三島由紀夫と私
あれほどピュアで澄んで何か透明な虚無感を抱えている目を見たことがない。エロティズムに目覚め、肉体的な美を求め、闘争が他人をオブジェとと見ずに、自己と他を分けているものであるとする考え方。
東大全共闘との論争は実に愉快なものであり、学生側の物に対する関係性の変更が学生運動の肝であると言った時は、日本語の扱い方と洞察力に感嘆した。
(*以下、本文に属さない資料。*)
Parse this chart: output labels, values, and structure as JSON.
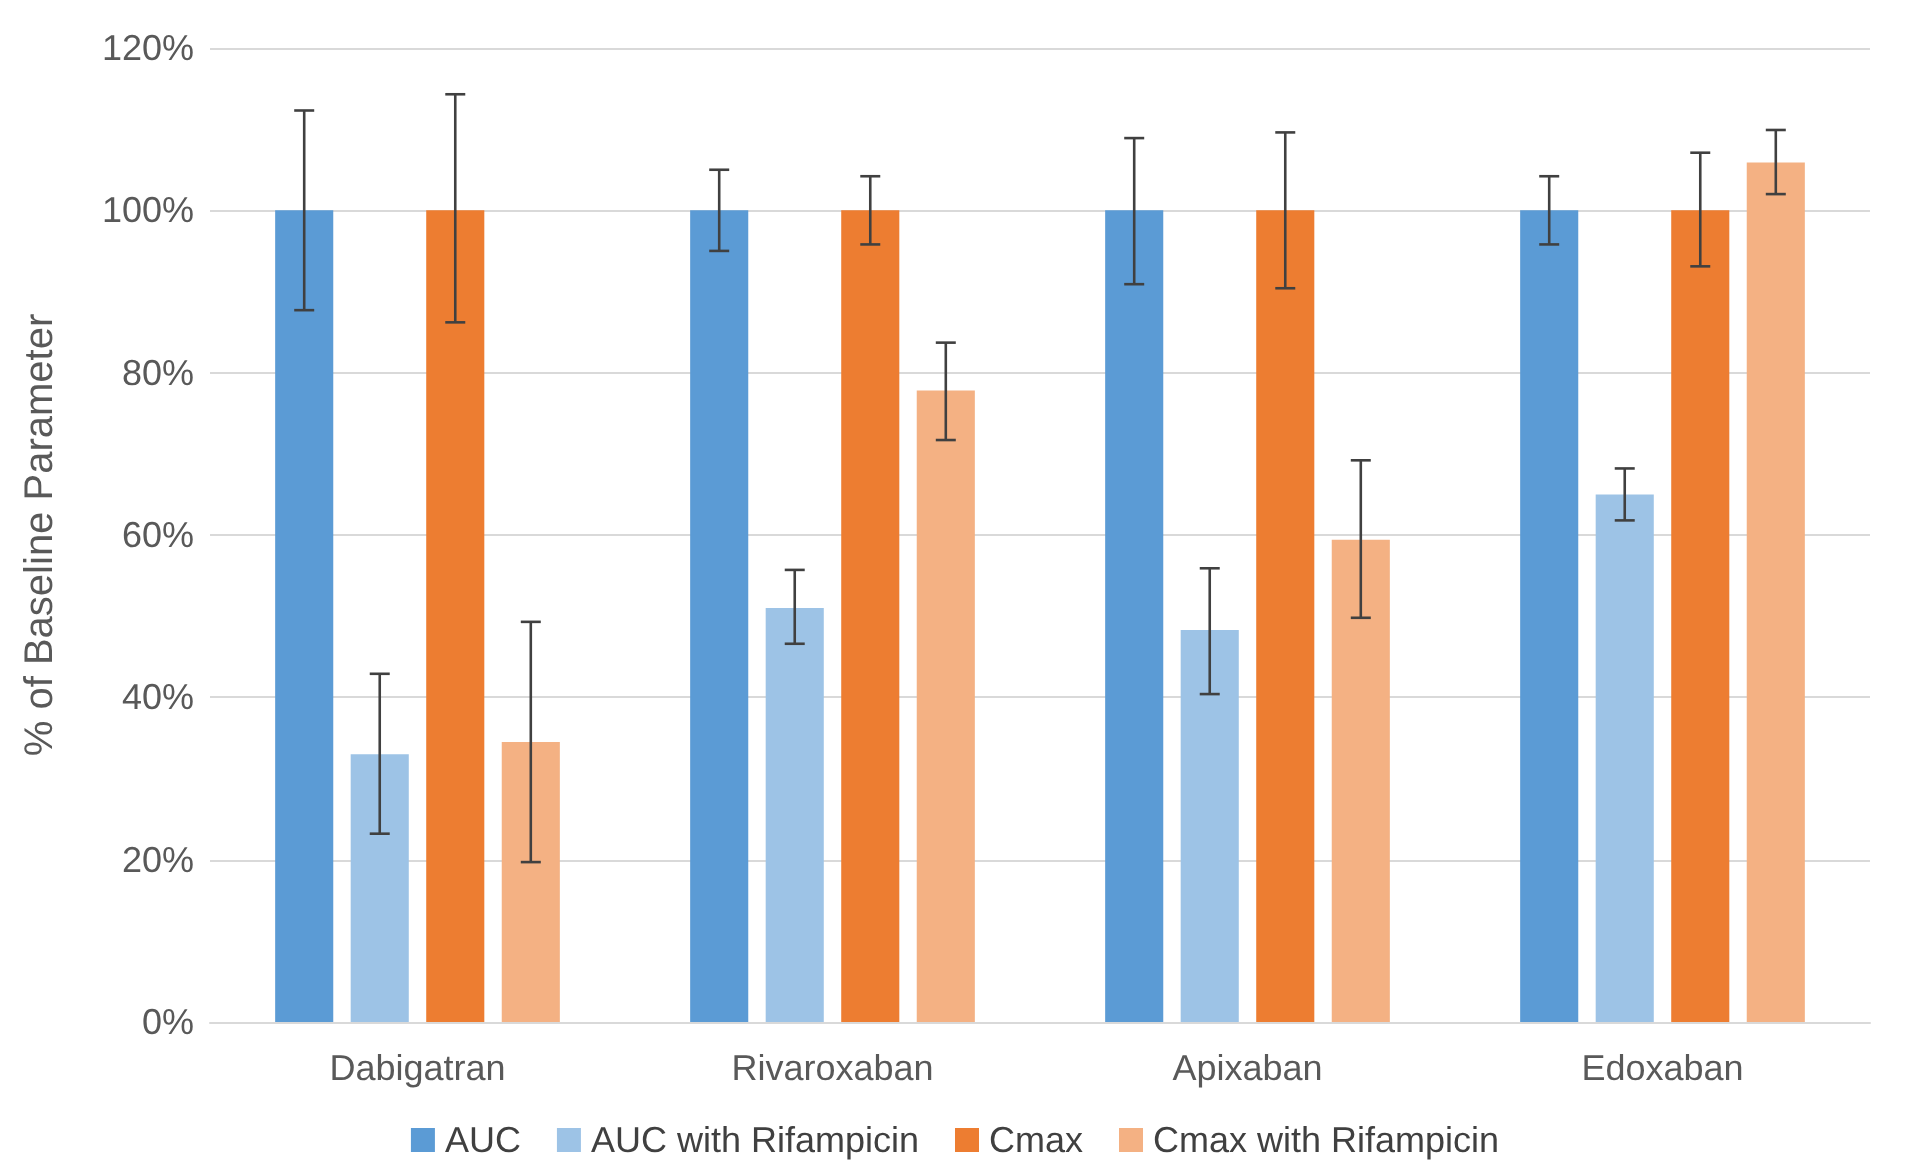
{
  "chart_data": {
    "type": "bar",
    "ylabel": "% of Baseline Parameter",
    "categories": [
      "Dabigatran",
      "Rivaroxaban",
      "Apixaban",
      "Edoxaban"
    ],
    "series": [
      {
        "name": "AUC",
        "color": "#5b9bd5",
        "values": [
          100,
          100,
          100,
          100
        ],
        "errors": [
          [
            87.7,
            112.3
          ],
          [
            95,
            105
          ],
          [
            90.9,
            108.9
          ],
          [
            95.8,
            104.2
          ]
        ]
      },
      {
        "name": "AUC with Rifampicin",
        "color": "#9dc3e6",
        "values": [
          33,
          51,
          48.3,
          65
        ],
        "errors": [
          [
            23.2,
            42.9
          ],
          [
            46.6,
            55.7
          ],
          [
            40.4,
            55.9
          ],
          [
            61.8,
            68.2
          ]
        ]
      },
      {
        "name": "Cmax",
        "color": "#ed7d31",
        "values": [
          100,
          100,
          100,
          100
        ],
        "errors": [
          [
            86.2,
            114.3
          ],
          [
            95.8,
            104.2
          ],
          [
            90.4,
            109.6
          ],
          [
            93.1,
            107.1
          ]
        ]
      },
      {
        "name": "Cmax with Rifampicin",
        "color": "#f4b183",
        "values": [
          34.5,
          77.8,
          59.4,
          105.9
        ],
        "errors": [
          [
            19.7,
            49.3
          ],
          [
            71.7,
            83.7
          ],
          [
            49.8,
            69.2
          ],
          [
            102,
            109.9
          ]
        ]
      }
    ],
    "ylim": [
      0,
      120
    ],
    "yticks": [
      {
        "value": 0,
        "label": "0%"
      },
      {
        "value": 20,
        "label": "20%"
      },
      {
        "value": 40,
        "label": "40%"
      },
      {
        "value": 60,
        "label": "60%"
      },
      {
        "value": 80,
        "label": "80%"
      },
      {
        "value": 100,
        "label": "100%"
      },
      {
        "value": 120,
        "label": "120%"
      }
    ],
    "grid": "y",
    "legend": "bottom"
  }
}
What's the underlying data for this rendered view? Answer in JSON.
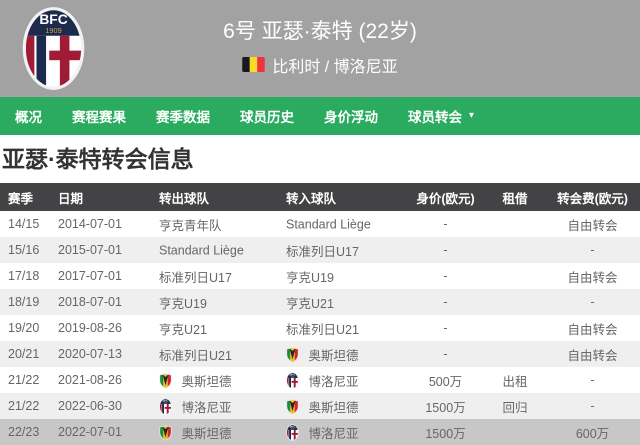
{
  "header": {
    "title": "6号 亚瑟·泰特 (22岁)",
    "nationality_club": "比利时 / 博洛尼亚",
    "crest_icon": "bologna-crest",
    "flag_icon": "belgium-flag"
  },
  "nav": {
    "caret_glyph": "▾",
    "items": [
      {
        "label": "概况",
        "caret": false
      },
      {
        "label": "赛程赛果",
        "caret": false
      },
      {
        "label": "赛季数据",
        "caret": false
      },
      {
        "label": "球员历史",
        "caret": false
      },
      {
        "label": "身价浮动",
        "caret": false
      },
      {
        "label": "球员转会",
        "caret": true
      }
    ]
  },
  "page": {
    "title": "亚瑟·泰特转会信息"
  },
  "table": {
    "columns": [
      "赛季",
      "日期",
      "转出球队",
      "转入球队",
      "身价(欧元)",
      "租借",
      "转会费(欧元)"
    ],
    "rows": [
      {
        "season": "14/15",
        "date": "2014-07-01",
        "from": {
          "name": "亨克青年队",
          "logo": ""
        },
        "to": {
          "name": "Standard Liège",
          "logo": ""
        },
        "value": "-",
        "loan": "",
        "fee": "自由转会",
        "highlight": false
      },
      {
        "season": "15/16",
        "date": "2015-07-01",
        "from": {
          "name": "Standard Liège",
          "logo": ""
        },
        "to": {
          "name": "标准列日U17",
          "logo": ""
        },
        "value": "-",
        "loan": "",
        "fee": "-",
        "highlight": false
      },
      {
        "season": "17/18",
        "date": "2017-07-01",
        "from": {
          "name": "标准列日U17",
          "logo": ""
        },
        "to": {
          "name": "亨克U19",
          "logo": ""
        },
        "value": "-",
        "loan": "",
        "fee": "自由转会",
        "highlight": false
      },
      {
        "season": "18/19",
        "date": "2018-07-01",
        "from": {
          "name": "亨克U19",
          "logo": ""
        },
        "to": {
          "name": "亨克U21",
          "logo": ""
        },
        "value": "-",
        "loan": "",
        "fee": "-",
        "highlight": false
      },
      {
        "season": "19/20",
        "date": "2019-08-26",
        "from": {
          "name": "亨克U21",
          "logo": ""
        },
        "to": {
          "name": "标准列日U21",
          "logo": ""
        },
        "value": "-",
        "loan": "",
        "fee": "自由转会",
        "highlight": false
      },
      {
        "season": "20/21",
        "date": "2020-07-13",
        "from": {
          "name": "标准列日U21",
          "logo": ""
        },
        "to": {
          "name": "奥斯坦德",
          "logo": "oostende"
        },
        "value": "-",
        "loan": "",
        "fee": "自由转会",
        "highlight": false
      },
      {
        "season": "21/22",
        "date": "2021-08-26",
        "from": {
          "name": "奥斯坦德",
          "logo": "oostende"
        },
        "to": {
          "name": "博洛尼亚",
          "logo": "bologna"
        },
        "value": "500万",
        "loan": "出租",
        "fee": "-",
        "highlight": false
      },
      {
        "season": "21/22",
        "date": "2022-06-30",
        "from": {
          "name": "博洛尼亚",
          "logo": "bologna"
        },
        "to": {
          "name": "奥斯坦德",
          "logo": "oostende"
        },
        "value": "1500万",
        "loan": "回归",
        "fee": "-",
        "highlight": false
      },
      {
        "season": "22/23",
        "date": "2022-07-01",
        "from": {
          "name": "奥斯坦德",
          "logo": "oostende"
        },
        "to": {
          "name": "博洛尼亚",
          "logo": "bologna"
        },
        "value": "1500万",
        "loan": "",
        "fee": "600万",
        "highlight": true
      }
    ]
  },
  "colors": {
    "header_bg": "#a2a2a2",
    "nav_green": "#2bab60",
    "table_header_bg": "#434345",
    "row_alt_bg": "#efefef",
    "row_highlight_bg": "#c7c7c7",
    "belgium_flag": [
      "#17181a",
      "#fdda25",
      "#ef3340"
    ],
    "bologna_navy": "#1c2a4d",
    "bologna_red": "#a01c36",
    "oostende_green": "#1e8a3c",
    "oostende_yellow": "#f3c312",
    "oostende_red": "#d8232a"
  }
}
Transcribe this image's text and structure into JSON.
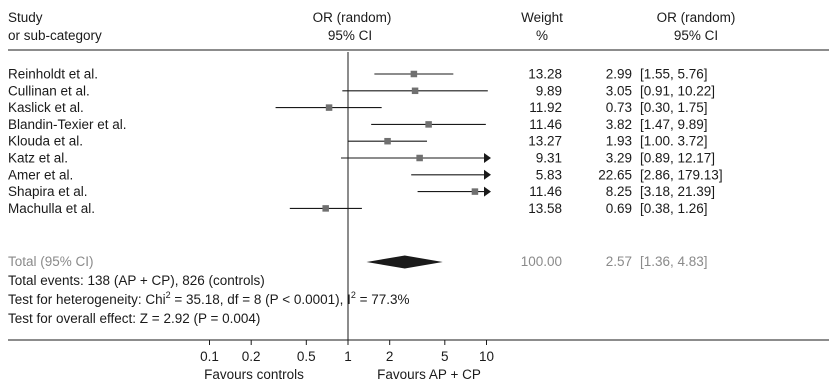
{
  "chart_data": {
    "type": "forest",
    "headers": {
      "study_line1": "Study",
      "study_line2": "or sub-category",
      "plot_line1": "OR (random)",
      "plot_line2": "95% CI",
      "weight_line1": "Weight",
      "weight_line2": "%",
      "ci_line1": "OR (random)",
      "ci_line2": "95% CI"
    },
    "studies": [
      {
        "name": "Reinholdt et al.",
        "weight": "13.28",
        "or": 2.99,
        "lo": 1.55,
        "hi": 5.76,
        "or_text": "2.99",
        "ci_text": "[1.55, 5.76]"
      },
      {
        "name": "Cullinan et al.",
        "weight": "9.89",
        "or": 3.05,
        "lo": 0.91,
        "hi": 10.22,
        "or_text": "3.05",
        "ci_text": "[0.91, 10.22]"
      },
      {
        "name": "Kaslick et al.",
        "weight": "11.92",
        "or": 0.73,
        "lo": 0.3,
        "hi": 1.75,
        "or_text": "0.73",
        "ci_text": "[0.30, 1.75]"
      },
      {
        "name": "Blandin-Texier et al.",
        "weight": "11.46",
        "or": 3.82,
        "lo": 1.47,
        "hi": 9.89,
        "or_text": "3.82",
        "ci_text": "[1.47, 9.89]"
      },
      {
        "name": "Klouda et al.",
        "weight": "13.27",
        "or": 1.93,
        "lo": 1.0,
        "hi": 3.72,
        "or_text": "1.93",
        "ci_text": "[1.00. 3.72]"
      },
      {
        "name": "Katz et al.",
        "weight": "9.31",
        "or": 3.29,
        "lo": 0.89,
        "hi": 12.17,
        "or_text": "3.29",
        "ci_text": "[0.89, 12.17]"
      },
      {
        "name": "Amer et al.",
        "weight": "5.83",
        "or": 22.65,
        "lo": 2.86,
        "hi": 179.13,
        "or_text": "22.65",
        "ci_text": "[2.86, 179.13]"
      },
      {
        "name": "Shapira et al.",
        "weight": "11.46",
        "or": 8.25,
        "lo": 3.18,
        "hi": 21.39,
        "or_text": "8.25",
        "ci_text": "[3.18, 21.39]"
      },
      {
        "name": "Machulla et al.",
        "weight": "13.58",
        "or": 0.69,
        "lo": 0.38,
        "hi": 1.26,
        "or_text": "0.69",
        "ci_text": "[0.38, 1.26]"
      }
    ],
    "total": {
      "name": "Total (95% CI)",
      "weight": "100.00",
      "or": 2.57,
      "lo": 1.36,
      "hi": 4.83,
      "or_text": "2.57",
      "ci_text": "[1.36, 4.83]"
    },
    "footer": {
      "events": "Total events: 138 (AP + CP), 826 (controls)",
      "heterogeneity_prefix": "Test for heterogeneity: Chi",
      "heterogeneity_sup1": "2",
      "heterogeneity_mid": " = 35.18, df = 8 (P < 0.0001), I",
      "heterogeneity_sup2": "2",
      "heterogeneity_suffix": " = 77.3%",
      "overall": "Test for overall effect: Z = 2.92 (P = 0.004)"
    },
    "x_axis": {
      "scale": "log",
      "ticks": [
        0.1,
        0.2,
        0.5,
        1,
        2,
        5,
        10
      ],
      "tick_labels": [
        "0.1",
        "0.2",
        "0.5",
        "1",
        "2",
        "5",
        "10"
      ],
      "display_range": [
        0.1,
        10
      ]
    },
    "favours_left": "Favours controls",
    "favours_right": "Favours AP + CP",
    "colors": {
      "ink": "#1a1a1a",
      "box": "#707070",
      "grey_text": "#8a8a8a"
    }
  }
}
そして、日本が歩んでいくであろう姿を見事に形容していた。一言で言うとつまらない日本である。もちろん個々においてはそうではないかもしれない。ただ水飴のようにべったりとした憂いがあるということを言っている。
三島由紀夫から学べることは、美学である。それは単に自己満足的な美学ではなく、その美学を醸成させていき、血肉としてみなぎらせることである。そうしなければ、精神の白痴化が恐ろしく進行してしまい、身体的には生きているが、精神的には抜け殻同然のいてもいなくてもいいような存在に自分自身で追いやってしまいかねない。
三島由紀夫は、そんな人間ばかりがいる世界になる前に自分の美学にのっとり、誰にも精神を売り渡すことのない死に方をしたのだと思う。